On the street, portable instruments could bring DNA analysis out of the crime lab and make it a front-line policing tool. Police might be able to read people’s DNA, much as they currently check car number plates or identification documents. In fact, the degree to which cheap and easy DNA sequencing opens up possibilities for mass surveillance has recently sparked concern among human-rights groups.

In the home, DNA-sequencing appliances could become the next smart or connected devices, after smoke alarms and thermostats. One commentator even identified the toilet as the ideal place to monitor family health through real-time DNA sequencing.

Hitting limits. What are the stumbling blocks?

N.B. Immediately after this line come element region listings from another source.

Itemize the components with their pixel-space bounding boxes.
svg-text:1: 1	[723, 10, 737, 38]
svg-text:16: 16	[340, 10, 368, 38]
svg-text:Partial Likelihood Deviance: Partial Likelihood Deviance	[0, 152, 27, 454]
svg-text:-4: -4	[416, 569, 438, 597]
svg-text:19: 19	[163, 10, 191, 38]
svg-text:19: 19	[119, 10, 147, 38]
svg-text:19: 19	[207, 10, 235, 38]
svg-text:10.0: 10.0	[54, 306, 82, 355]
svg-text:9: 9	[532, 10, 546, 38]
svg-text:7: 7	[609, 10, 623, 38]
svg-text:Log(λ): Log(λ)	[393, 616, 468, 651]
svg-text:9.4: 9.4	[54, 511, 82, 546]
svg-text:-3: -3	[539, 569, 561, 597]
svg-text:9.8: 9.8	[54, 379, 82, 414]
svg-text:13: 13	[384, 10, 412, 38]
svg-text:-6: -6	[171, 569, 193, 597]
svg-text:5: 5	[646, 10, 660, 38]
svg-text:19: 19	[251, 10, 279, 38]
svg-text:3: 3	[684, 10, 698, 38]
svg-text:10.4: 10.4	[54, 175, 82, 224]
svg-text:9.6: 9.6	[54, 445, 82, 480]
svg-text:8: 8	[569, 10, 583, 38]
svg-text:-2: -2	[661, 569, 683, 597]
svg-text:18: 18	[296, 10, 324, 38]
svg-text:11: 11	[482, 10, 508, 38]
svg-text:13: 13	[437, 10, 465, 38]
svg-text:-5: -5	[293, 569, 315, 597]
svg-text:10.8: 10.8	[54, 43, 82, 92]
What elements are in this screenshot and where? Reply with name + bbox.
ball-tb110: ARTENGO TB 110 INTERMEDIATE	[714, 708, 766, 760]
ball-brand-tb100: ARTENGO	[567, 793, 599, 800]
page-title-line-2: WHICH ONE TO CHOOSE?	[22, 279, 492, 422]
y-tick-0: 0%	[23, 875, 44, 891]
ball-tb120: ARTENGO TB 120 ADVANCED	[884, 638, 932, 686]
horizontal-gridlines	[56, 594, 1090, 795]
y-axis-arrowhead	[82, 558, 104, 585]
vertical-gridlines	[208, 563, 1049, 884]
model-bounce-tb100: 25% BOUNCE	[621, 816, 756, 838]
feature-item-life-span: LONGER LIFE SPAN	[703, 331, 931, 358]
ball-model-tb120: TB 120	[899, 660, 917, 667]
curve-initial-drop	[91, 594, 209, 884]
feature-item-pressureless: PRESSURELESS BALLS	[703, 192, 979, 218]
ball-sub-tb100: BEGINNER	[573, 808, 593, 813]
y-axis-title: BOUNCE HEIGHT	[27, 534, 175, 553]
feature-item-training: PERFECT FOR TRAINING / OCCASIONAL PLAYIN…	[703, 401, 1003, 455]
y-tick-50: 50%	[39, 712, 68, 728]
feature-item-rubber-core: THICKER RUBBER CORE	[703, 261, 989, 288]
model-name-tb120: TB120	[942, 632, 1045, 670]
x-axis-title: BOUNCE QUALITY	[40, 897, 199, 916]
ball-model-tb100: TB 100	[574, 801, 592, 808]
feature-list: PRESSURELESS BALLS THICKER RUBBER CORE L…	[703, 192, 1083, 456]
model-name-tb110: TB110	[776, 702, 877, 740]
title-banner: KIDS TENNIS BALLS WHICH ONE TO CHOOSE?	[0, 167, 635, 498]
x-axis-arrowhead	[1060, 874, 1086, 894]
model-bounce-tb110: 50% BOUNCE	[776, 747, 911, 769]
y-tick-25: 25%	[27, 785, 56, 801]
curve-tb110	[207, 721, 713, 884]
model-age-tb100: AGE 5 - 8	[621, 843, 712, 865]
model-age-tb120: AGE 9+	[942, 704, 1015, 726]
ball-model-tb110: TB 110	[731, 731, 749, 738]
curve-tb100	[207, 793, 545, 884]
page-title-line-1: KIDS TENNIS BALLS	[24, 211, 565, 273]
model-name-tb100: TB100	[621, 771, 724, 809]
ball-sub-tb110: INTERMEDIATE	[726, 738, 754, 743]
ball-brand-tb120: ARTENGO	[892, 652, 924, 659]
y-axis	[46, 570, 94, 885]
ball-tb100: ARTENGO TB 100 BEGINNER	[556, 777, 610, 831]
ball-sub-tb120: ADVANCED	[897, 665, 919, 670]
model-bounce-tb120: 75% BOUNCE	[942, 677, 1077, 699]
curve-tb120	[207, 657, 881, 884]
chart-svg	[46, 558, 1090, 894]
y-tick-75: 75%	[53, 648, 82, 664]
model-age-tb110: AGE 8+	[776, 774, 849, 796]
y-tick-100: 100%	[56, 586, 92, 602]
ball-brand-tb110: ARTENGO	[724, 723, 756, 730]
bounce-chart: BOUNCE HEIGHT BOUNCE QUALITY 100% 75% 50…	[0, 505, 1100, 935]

In a mere 40 years, the central goal of putting molecular data about cells to practical use has changed from an informational challenge to a meta-informational one. Take clinical applications of genome-sequence data. It may soon be possible to use DNA sequencing routinely to analyze body fluids obtained for any clinical purpose. But only a vast amount of well-organized data about the multi-year medical histories of millions of people will provide the meta-information needed to establish when to ignore such data and when to act on them.

Way forward

Surprises are a certainty. In fact, it is possible that decades from now, much of the world’s data (now residing on hard drives or in the cloud) will be stored in DNA, and that the main driver of DNA sequencing will be not our quest to tackle disease, but an insatiable appetite for data storage.